According to the NCCD Report, cold-chain is not just about the “cold” but it refers to all logistical procedures applied, to maintain multiple parameters of finished produce during the pre-conditioning, handling, transport, storage and retail of products. The cold-chain includes varied aspects of packaging, atmospheric gases, biology, injury, humidity, trace ability, infrastructure, people & product flow, besides temperature. In fact, temperature control can only work with all others in synch.

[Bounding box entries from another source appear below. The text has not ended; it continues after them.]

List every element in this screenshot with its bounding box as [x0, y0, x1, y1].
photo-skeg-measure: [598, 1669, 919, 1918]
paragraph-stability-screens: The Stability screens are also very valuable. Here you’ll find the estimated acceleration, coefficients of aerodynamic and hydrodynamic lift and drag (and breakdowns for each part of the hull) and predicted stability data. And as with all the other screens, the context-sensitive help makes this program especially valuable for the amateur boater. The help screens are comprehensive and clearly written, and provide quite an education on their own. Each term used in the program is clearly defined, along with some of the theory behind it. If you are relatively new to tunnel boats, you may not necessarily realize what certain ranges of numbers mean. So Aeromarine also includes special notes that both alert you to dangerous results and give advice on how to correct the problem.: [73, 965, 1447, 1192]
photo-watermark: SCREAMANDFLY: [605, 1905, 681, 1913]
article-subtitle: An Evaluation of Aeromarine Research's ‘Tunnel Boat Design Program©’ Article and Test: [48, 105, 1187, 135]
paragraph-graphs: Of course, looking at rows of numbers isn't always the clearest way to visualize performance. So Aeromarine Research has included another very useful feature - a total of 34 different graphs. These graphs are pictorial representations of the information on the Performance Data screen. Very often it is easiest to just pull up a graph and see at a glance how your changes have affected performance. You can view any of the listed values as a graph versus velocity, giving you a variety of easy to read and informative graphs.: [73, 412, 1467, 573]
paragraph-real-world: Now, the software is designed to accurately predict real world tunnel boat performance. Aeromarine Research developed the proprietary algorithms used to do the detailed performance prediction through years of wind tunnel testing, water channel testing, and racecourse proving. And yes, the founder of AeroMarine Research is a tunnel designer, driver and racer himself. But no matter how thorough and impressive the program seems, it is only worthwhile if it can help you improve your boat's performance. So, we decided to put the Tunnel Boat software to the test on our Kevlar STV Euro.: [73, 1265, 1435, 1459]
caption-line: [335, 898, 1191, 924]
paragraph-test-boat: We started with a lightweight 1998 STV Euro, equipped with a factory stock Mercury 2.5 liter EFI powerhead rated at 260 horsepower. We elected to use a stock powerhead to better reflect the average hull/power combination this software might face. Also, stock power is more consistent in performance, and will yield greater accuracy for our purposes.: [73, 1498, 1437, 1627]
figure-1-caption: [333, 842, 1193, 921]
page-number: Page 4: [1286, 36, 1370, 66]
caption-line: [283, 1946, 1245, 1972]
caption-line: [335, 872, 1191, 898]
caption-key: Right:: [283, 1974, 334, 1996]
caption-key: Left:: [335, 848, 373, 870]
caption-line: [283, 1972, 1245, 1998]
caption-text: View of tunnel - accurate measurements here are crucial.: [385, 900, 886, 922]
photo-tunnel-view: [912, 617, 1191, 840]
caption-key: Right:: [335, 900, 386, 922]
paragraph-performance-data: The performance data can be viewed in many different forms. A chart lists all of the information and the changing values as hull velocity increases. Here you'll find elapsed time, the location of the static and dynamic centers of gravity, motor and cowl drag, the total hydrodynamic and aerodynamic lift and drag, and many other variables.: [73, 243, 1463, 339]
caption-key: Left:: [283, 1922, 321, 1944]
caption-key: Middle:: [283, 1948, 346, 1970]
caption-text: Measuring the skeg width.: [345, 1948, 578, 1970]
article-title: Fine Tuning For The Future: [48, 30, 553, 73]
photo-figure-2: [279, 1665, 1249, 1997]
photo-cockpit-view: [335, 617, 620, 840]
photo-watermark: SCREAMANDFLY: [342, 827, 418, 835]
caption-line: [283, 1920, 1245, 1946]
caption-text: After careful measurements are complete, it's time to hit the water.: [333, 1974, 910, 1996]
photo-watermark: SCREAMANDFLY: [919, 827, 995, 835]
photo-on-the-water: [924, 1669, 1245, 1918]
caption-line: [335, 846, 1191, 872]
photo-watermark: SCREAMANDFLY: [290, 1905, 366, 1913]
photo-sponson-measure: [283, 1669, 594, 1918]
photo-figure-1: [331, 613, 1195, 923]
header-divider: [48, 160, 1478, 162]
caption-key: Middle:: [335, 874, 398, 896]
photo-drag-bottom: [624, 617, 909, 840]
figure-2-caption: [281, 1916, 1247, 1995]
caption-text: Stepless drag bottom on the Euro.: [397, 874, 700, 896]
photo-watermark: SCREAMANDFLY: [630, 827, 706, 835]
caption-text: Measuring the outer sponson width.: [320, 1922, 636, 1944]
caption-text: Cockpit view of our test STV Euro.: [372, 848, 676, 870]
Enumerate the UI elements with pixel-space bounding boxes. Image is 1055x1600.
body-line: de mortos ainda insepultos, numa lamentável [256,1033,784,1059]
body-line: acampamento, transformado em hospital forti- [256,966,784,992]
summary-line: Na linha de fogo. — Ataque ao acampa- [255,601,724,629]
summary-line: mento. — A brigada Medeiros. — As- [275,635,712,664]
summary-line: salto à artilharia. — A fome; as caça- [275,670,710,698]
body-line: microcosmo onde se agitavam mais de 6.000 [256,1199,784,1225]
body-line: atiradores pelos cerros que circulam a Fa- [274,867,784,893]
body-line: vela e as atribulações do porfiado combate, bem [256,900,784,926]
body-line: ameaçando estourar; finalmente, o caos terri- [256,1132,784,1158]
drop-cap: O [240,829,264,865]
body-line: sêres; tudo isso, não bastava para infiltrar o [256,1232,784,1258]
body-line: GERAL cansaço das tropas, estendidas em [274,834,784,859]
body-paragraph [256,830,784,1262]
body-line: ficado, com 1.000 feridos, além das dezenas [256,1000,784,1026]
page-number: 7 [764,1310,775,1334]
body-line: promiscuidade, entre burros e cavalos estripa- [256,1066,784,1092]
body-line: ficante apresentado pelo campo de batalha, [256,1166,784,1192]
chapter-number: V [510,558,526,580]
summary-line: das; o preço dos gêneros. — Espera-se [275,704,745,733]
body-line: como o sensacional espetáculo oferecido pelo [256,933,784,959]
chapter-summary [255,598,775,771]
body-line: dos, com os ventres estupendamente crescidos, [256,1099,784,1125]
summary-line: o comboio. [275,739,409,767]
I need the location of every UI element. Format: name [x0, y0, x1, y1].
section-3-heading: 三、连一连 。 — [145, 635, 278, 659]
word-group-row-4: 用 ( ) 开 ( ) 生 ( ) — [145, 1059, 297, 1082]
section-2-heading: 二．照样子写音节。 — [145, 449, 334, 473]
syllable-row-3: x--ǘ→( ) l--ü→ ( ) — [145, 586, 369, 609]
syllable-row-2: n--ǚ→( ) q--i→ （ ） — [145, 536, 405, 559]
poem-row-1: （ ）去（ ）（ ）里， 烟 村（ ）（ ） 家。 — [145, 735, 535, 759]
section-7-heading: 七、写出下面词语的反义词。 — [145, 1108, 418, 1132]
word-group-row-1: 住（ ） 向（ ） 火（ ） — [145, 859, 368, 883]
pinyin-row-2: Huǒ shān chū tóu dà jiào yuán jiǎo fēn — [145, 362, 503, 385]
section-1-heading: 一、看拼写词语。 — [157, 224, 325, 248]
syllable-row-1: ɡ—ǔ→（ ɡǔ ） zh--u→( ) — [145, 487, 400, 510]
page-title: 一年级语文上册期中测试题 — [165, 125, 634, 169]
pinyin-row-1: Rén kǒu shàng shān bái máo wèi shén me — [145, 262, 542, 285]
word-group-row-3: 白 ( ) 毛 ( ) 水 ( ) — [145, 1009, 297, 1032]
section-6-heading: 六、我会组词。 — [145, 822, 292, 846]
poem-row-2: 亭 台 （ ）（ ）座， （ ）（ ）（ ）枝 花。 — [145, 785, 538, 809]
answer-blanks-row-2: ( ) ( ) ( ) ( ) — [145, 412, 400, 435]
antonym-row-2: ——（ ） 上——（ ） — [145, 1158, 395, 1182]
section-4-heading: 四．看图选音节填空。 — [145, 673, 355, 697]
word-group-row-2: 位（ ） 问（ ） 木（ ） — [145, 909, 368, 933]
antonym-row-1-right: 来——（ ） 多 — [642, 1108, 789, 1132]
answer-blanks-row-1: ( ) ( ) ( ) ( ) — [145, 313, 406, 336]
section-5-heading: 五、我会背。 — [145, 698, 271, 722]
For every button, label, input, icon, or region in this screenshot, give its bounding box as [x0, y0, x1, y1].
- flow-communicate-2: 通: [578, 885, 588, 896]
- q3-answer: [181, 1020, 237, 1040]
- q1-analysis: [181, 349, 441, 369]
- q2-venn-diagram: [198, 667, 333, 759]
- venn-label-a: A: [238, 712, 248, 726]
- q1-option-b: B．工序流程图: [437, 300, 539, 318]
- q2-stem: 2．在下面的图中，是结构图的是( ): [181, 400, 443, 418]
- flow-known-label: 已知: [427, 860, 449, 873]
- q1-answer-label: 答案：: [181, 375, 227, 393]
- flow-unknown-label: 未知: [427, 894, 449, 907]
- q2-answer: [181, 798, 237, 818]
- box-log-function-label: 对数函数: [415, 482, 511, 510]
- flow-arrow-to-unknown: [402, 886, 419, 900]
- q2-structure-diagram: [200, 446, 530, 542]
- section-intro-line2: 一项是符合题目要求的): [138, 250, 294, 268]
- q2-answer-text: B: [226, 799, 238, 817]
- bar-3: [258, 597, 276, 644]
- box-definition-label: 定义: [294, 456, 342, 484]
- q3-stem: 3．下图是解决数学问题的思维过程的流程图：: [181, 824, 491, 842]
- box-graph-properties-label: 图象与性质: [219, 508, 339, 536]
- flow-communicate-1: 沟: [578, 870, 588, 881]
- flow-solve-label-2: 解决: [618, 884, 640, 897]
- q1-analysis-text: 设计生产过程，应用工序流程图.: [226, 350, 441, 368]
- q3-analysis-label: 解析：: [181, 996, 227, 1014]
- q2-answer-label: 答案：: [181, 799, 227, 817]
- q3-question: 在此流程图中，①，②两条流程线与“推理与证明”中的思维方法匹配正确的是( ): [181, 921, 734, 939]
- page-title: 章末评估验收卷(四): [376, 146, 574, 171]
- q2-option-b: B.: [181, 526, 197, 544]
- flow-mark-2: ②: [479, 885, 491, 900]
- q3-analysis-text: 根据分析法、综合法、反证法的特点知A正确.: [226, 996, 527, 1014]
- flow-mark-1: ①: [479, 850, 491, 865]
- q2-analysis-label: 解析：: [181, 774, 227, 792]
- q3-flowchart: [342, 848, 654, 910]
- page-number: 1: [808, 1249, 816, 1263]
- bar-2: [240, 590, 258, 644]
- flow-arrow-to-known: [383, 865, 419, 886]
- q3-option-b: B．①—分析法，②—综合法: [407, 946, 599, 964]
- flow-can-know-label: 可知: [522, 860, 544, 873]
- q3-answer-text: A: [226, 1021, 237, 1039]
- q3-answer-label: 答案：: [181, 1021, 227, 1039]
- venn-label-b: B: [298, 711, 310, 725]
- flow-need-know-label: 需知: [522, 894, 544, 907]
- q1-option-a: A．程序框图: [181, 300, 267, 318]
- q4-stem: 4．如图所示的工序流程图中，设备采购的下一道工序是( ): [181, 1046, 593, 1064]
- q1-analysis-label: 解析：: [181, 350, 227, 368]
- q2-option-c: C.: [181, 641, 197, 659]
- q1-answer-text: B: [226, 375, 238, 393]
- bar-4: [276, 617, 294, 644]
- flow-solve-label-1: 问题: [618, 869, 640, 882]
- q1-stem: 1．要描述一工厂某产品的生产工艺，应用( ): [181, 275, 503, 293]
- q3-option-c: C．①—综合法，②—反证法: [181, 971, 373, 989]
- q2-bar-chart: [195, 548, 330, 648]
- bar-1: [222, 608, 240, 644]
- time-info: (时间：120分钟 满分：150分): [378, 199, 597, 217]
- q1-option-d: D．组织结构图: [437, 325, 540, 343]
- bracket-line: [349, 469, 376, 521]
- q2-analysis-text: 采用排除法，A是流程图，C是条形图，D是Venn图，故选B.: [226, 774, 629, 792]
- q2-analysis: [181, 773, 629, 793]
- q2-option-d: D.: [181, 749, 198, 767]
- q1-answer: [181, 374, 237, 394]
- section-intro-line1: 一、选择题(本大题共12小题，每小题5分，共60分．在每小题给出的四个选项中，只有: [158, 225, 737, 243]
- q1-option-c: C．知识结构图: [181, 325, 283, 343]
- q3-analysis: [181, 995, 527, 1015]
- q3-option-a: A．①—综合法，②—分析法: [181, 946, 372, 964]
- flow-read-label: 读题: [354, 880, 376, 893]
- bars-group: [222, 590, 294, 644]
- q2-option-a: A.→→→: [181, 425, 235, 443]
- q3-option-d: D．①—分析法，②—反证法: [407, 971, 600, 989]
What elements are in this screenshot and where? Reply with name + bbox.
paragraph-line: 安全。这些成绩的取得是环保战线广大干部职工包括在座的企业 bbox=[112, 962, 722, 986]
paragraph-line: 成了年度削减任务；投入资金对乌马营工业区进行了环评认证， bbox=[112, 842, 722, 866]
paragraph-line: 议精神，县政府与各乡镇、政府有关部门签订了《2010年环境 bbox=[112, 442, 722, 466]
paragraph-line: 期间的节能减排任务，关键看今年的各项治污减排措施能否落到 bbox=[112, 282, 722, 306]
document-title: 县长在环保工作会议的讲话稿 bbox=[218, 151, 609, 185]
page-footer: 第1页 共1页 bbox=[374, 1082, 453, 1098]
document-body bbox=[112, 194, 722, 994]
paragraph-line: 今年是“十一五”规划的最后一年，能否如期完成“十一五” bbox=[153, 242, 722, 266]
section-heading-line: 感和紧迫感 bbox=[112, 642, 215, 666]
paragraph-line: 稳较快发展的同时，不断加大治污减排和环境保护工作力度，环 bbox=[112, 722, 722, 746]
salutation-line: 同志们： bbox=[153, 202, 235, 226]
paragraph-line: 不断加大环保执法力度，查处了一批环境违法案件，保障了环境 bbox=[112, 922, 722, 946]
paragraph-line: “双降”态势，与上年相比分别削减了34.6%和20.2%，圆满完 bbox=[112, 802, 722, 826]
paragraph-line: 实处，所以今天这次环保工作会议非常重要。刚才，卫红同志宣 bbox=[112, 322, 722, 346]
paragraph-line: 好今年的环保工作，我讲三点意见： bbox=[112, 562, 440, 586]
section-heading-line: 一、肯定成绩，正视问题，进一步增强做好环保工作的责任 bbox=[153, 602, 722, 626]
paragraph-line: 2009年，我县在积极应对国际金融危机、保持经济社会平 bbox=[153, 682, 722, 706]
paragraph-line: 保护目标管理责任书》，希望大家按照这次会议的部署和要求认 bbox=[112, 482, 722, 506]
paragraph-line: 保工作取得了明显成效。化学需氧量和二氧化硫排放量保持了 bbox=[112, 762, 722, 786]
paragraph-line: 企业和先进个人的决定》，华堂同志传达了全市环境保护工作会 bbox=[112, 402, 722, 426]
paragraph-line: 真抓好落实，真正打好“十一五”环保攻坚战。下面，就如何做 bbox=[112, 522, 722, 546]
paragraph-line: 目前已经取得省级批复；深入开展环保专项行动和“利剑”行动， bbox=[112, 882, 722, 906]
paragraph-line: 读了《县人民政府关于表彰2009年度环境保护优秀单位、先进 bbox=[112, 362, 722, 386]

The Report observed that the existing food distribution suffers food losses due to lack of integrated cold-chains.Establishing modern supply chains for perishable food items, not only minimizes the food losses, but also empowers the farmers to reach across to more distant markets. Integrated cold-chain enables the farmer groups proactively connect to various demand centres and take advantage of the National Agriculture Market (NAM). This empowering aspect of cold-chain, allows for a greater geographical spread of markets by countering produce perishability, and is key to gainful and improved value realization for farmers, stated the Report.

Novel Coronavirus outbreak and the lockdowns imposed by Government to contain the virus spread severely impacted farming operations across the country. On-time harvest of standing Rabi crops and post-harvest storage and marketing faced setback in various parts of the country leading to piled up stocks in open fields causing crop damage and fall in prices for the farm products. Rabi crops such as wheat, mustard, lentil, maize, pulses and millets are usually harvested by farmers by mid-April which coincided with the Covid-19 lockdown period.
Even as Union Government provided exemptions to agriculture and allied sectors to ensure uninterrupted farming operations during the initial days of lockdown itself, but implementation of these exemptions has not been uniform across the country. Farmers faced hardships in transport of agri products to ‘mandis’ and movement of farm workers as several local authorities exercised caution putting restrictions on intra-state and inter-state movement.
Further, scarcity of farm labourers has hindered harvesting of Rabi crops and planting of summer crops such as cotton, chillies, maize, pulses etc. with lakhs of migrant workers deciding to head to their native places in the absence of gainful employment during lockdown. With Covid-19 impacting demand in key export markets and causing steep fall in prices in domestic markets, farmers in the country are a distressed lot as they fear huge loss in their earnings despite having a good harvest.